Elle hésitait cependant encore.

— Vous avez donc bien peur ? fit-il avec un sourire.

— Oh ! dit-elle, savez-vous qu’il m’a menacée de me faire guillotiner ?

— Bah !

— Si je refusais plus longtemps… vous devinez ?

— Je devine, dit Bernier… que je lui planterai demain la lame de mon sabre dans le ventre !

La Lucrétia lui prit les mains :

— Vous êtes bon, dit-elle ; mais je ne veux pas que vous exposiez votre vie pour moi… qui ne saurais… et ne pourrais… vous aimer… que comme un frère…

— Vraiment ! fit Bernier avec tristesse, car il la regardait et la trouvait bien belle.
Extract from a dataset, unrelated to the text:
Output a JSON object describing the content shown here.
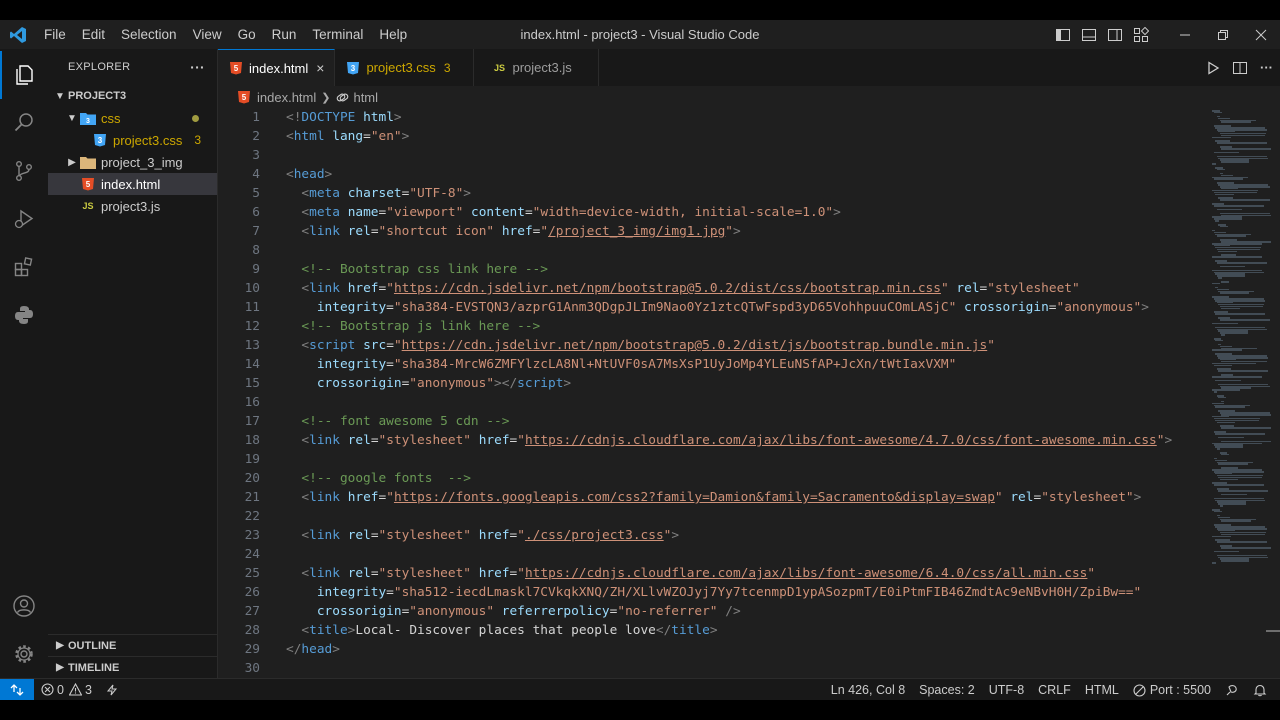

— Vous avez donc un bien grand amour au cœur ?… lui demanda-t-il après un moment de silence.

— Un amour sans espoir…

Sa voix s’altéra en prononçant ces mots :

— Mais quel est donc l’insensé, assez heureux pour être aimé de vous, et assez aveugle pour ne s’en point apercevoir.

Elle hocha la tête.

— Hélas ! dit-elle, c’est mon secret… ne me le demandez pas.

Bernier vit briller une larme au bord de ses cils.

— Pardonnez-moi, dit-il, si je vous ai fait de la peine.

Et il lui baisa la main.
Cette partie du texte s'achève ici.